Edward C. Corrigan
Since the Harper Conservatives have come to power one of the areas which have attracted much of their legislative attention is the Citizenship and Immigration file. In an interview, which has attracted almost no national media attention at time of writing, published in the conservative National Post on December 27, 2013 the Minister of Citizenship and Immigration, Chris Alexander, discussed dramatic changes to Canada’s Citizenship laws which were being considered by the Conservative Government.
In what has been described as the “first comprehensive reforms to the Citizenship Act in more than a generation” the controversial bill is expected to be introduced in the House of Commons sometime in 2014.
Some of the changes being proposed include extending the qualifying period for residence to obtain Canadian Citizenship from the current three years in a four period to a longer timeframe. Minister Alexander suggested that it was “time to consider increasing the threshold.” “I think the balance of considerations is in favour of a longer requirement,” he said. “There’s only one way of truly understanding what it means to be Canadian, what it means to participate in Canadian life, and that is by living here.”
The Canadian government has already been cracking down on “alleged fraud” in reported physical presence in Canada for renewals of Permanent Residence Cards and for the granting of Canadian Citizenship. However, Citizenship and Immigration (CIC) is reportedly investigating over 11,000 suspected cases of fraud. Despite investing huge amounts of time and money to date only “twelve (12) people have had their citizenship revoked for fraud, despite more than 3000 investigations.”
Another expected change is the elimination of the automatic grant of Canadian Citizenship for those born in Canada. Reportedly Canada and the United States are the only developed countries in the World that grant citizenship to individuals born on their territory.
For a number of years Conservatives, and other commentators, have been complaining about “birth tourism” or tourists who come to Canada with the purpose of giving birth in Canada so that the child will acquire Canadian Citizenship.
Former immigration minister Jason Kenney was adamantly opposed to this current practice. “Granting citizenship based on place of birth is “outdated” and the rules need to change to prevent the proliferation of passport babies.” The new Minister of Citizenship and Immigration echoes this concern. Alexander said, “It’s something we need to look at. There is clearly abuse…..People who come here as birth tourists solely for the purpose of acquiring citizenship for newborns and without any intention of immigrating and living here permanently — we need to find a way of addressing that.”

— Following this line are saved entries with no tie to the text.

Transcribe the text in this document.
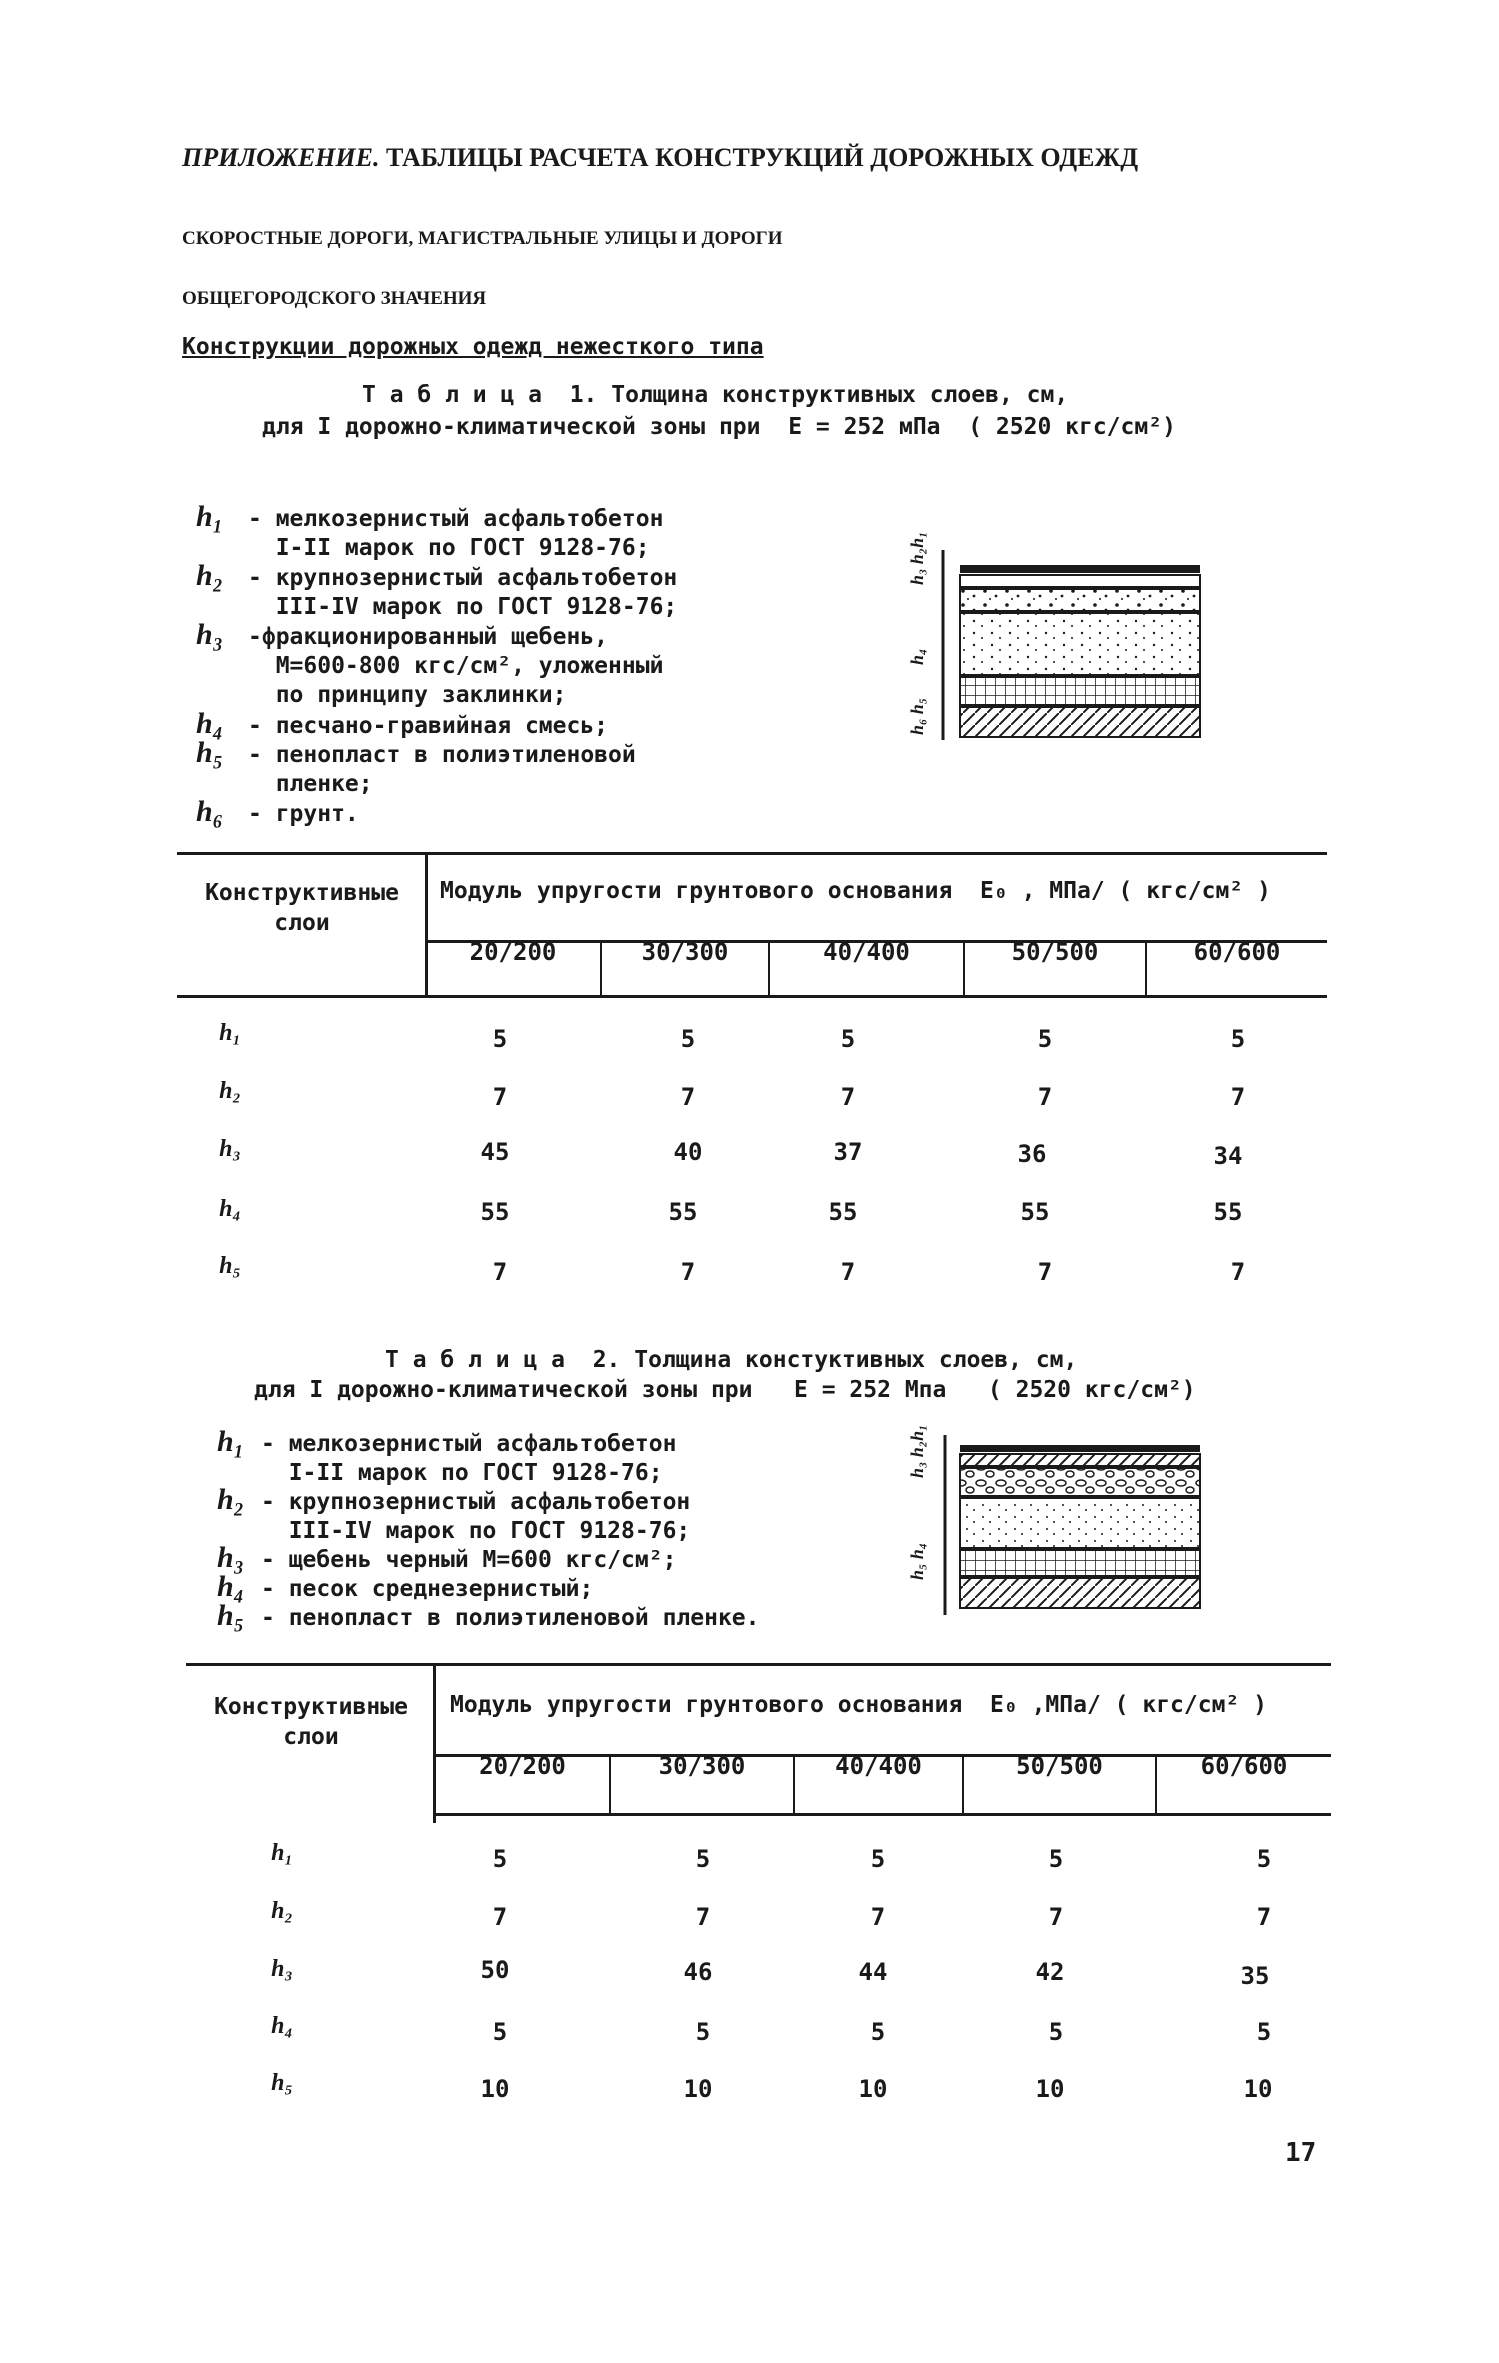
ПРИЛОЖЕНИЕ. ТАБЛИЦЫ РАСЧЕТА КОНСТРУКЦИЙ ДОРОЖНЫХ ОДЕЖД
СКОРОСТНЫЕ ДОРОГИ, МАГИСТРАЛЬНЫЕ УЛИЦЫ И ДОРОГИ
ОБЩЕГОРОДСКОГО ЗНАЧЕНИЯ
Конструкции дорожных одежд нежесткого типа
Т а б л и ц а  1. Толщина конструктивных слоев, см,
для I дорожно-климатической зоны при  E = 252 мПа  ( 2520 кгс/см²)
h₁	- мелкозернистый асфальтобетон
I-II марок по ГОСТ 9128-76;
h₂	- крупнозернистый асфальтобетон
III-IV марок по ГОСТ 9128-76;
h₃	-фракционированный щебень,
М=600-800 кгс/см², уложенный
по принципу заклинки;
h₄	- песчано-гравийная смесь;
h₅	- пенопласт в полиэтиленовой
пленке;
h₆	- грунт.
h₃ h₂h₁
h₄
h₆ h₅
Конструктивные
слои
Модуль упругости грунтового основания  E₀ , МПа/ ( кгс/см² )
20/200	30/300	40/400	50/500	60/600
h₁	5	5	5	5	5
h₂	7	7	7	7	7
h₃	45	40	37	36	34
h₄	55	55	55	55	55
h₅	7	7	7	7	7
Т а б л и ц а  2. Толщина констуктивных слоев, см,
для I дорожно-климатической зоны при   E = 252 Мпа   ( 2520 кгс/см²)
h₁ - мелкозернистый асфальтобетон
I-II марок по ГОСТ 9128-76;
h₂ - крупнозернистый асфальтобетон
III-IV марок по ГОСТ 9128-76;
h₃ - щебень черный М=600 кгс/см²;
h₄ - песок среднезернистый;
h₅ - пенопласт в полиэтиленовой пленке.
h₃ h₂h₁
h₅ h₄
Конструктивные
слои
Модуль упругости грунтового основания  E₀ ,МПа/ ( кгс/см² )
20/200	30/300	40/400	50/500	60/600
h₁	5	5	5	5	5
h₂	7	7	7	7	7
h₃	50	46	44	42	35
h₄	5	5	5	5	5
h₅	10	10	10	10	10
17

In the United States these American born children are known as “anchor babies.” Critics in America are calling for the elimination of this policy of granting United States Citizenship to all individuals born into the country. They propose limiting the granting of citizenship to babies at least one of whose parents has permanent residence or citizenship status in the United States.
On April 17, 2009 a law amending the Canadian Citizenship Act came into effect. The law helped correct a problem in the citizenship status of many individuals who fell through the cracks in the law on obtaining Canadian Citizenship prior to the first Canadian Citizenship Law which was adopted in 1947. Prior to that date there was no law on the granting of Canadian Citizenship. The 1947 law also required those eligible for Canadian Citizenship to apply before they reached the age of 28. The 1947 Citizenship law, however, also discriminated against women and children born out of wedlock. The April 2009 law addressed some of these issues. Other problems still remained like the so called “lost Canadians” born outside of Canada and before the 1947 law was enacted.
The other major change to Canada’s Citizenship law in the 2009 law was removing the right of Canadians who were born outside of Canada the right to pass on their citizenship to their children if they were born outside of Canada and did not qualify for the limited exemptions to the law. These exemptions primarily applied to children of Canadian military or government personnel serving overseas.
This change has created many problems for children of those Canadians born outside of Canada who could not pass their citizenship to their children. The result is that some of these children end up “stateless” and with no citizenship at all. This is especially the case where the country does not grant citizenship based on birth in the country or only recognized the passing of status though the father. The Canadian parents must then sponsor their children to Canada which creates significant difficulties and delays. If the children are stateless they normally do not have a passport and cannot travel to Canada or to any other country without a travel document.
This new proposal to remove the acquisition of citizenship by birth, however, may also create a problem for such individuals who may become “stateless.” Canada ratified the 1961 Convention on the Reduction of Statelessness on July 17, 1978. The following is taken from the United Nations High Commissioner for Refugees (UNHCR) web site:
The 1961 Convention on the Reduction of Statelessness is the primary international legal instrument adopted to date to deal with the means of avoiding statelessness. The Convention provides for acquisition of nationality for those who would otherwise be stateless and who have an appropriate link with the State through factors of birth or descent. The issues of retention of nationality once acquired and transfer of territory are also addressed. The Convention does not address nationality issues within the jurisdiction of a State only, but also offers solutions to nationality problems which might arise between States. To this end, the principles outlined in the Convention have served as an effective framework within which to resolve conflicts concerning nationality.